Sara also got a Europass mobility document that described what she had done and what she had learnt at the Belgian workplace. On being awarded her upper secondary school diploma, Sara also obtained a Europass diploma supplement, which gave a general description in English of the education and training that she had undergone. The supplement also showed some occupations that might be available in the future. This time she was evaluated at NQF level 4.

Next, Sara got a summer job at a hotel resort in Belgium. It was an exciting summer with many new experiences to add to her Europass CV. Back in Sweden, Sara spotted a vacancy notice for the Selma Lagerlöf resort. She send in her European Skills passport, containing a Europass CV, copies of her diploma and her diploma supplement (also available in Swedish) – and got the job.

Within a few years, Sara felt she wanted to learn more about the spa and wellness side of the business. She found, within higher vocational education and training programmes, a new type of course for those who had a qualification such as hers and who also had work experience. That same autumn, she embarked on a two-year education and training course, specializing in spa tourism and in health promotion. This course led to NQF level 6.

With her new diploma (and with the Europass diploma supplement in English), Sara was eager to venture out into the world. She got a job at a hotel in Marbella as a health coach and greatly enjoyed her time there. At the end, she received a Europass experience, describing the knowledge and skills acquired during her time in Marbella.

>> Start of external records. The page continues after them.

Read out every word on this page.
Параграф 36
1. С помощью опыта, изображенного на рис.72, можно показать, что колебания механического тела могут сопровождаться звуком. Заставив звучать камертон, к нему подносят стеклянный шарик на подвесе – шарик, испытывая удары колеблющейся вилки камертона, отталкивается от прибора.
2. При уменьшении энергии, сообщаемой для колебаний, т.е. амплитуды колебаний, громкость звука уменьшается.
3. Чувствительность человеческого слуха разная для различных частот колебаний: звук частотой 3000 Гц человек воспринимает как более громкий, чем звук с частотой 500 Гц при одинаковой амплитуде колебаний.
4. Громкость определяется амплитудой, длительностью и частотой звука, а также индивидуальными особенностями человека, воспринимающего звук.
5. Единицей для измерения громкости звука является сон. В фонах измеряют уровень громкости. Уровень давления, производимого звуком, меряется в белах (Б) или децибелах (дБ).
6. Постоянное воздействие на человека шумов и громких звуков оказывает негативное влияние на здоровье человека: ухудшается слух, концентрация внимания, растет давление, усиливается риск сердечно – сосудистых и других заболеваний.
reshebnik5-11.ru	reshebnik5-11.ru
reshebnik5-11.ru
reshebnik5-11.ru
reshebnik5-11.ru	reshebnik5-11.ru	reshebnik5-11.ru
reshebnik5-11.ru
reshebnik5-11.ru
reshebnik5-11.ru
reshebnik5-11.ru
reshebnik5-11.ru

But by the age of 35 she longed to return home. Through her personal contacts she heard that there was a lack of teachers and trainers in the hotel management and tourism sector. The web page of Gothenburg University revealed that the requirements for admission for higher studies were at level EQF 5 in the vocational area. So she applied. To her delight, she not only was accepted to the programme, but was assessed – through the University’s recognition of her non-formal and informal learning in the work experience she had described in her CV - as eligible for two more courses.

At the end of her course, Sara started working part time as a VET-teacher at her old upper secondary school in Nösnäs, where her international experience was highly valued. In fact, she was able to work at the school while undertaking part-time distance study on one of the two other courses where she had been accepted.

And so the circle is closed – at least until Sara decides to take on a new challenge!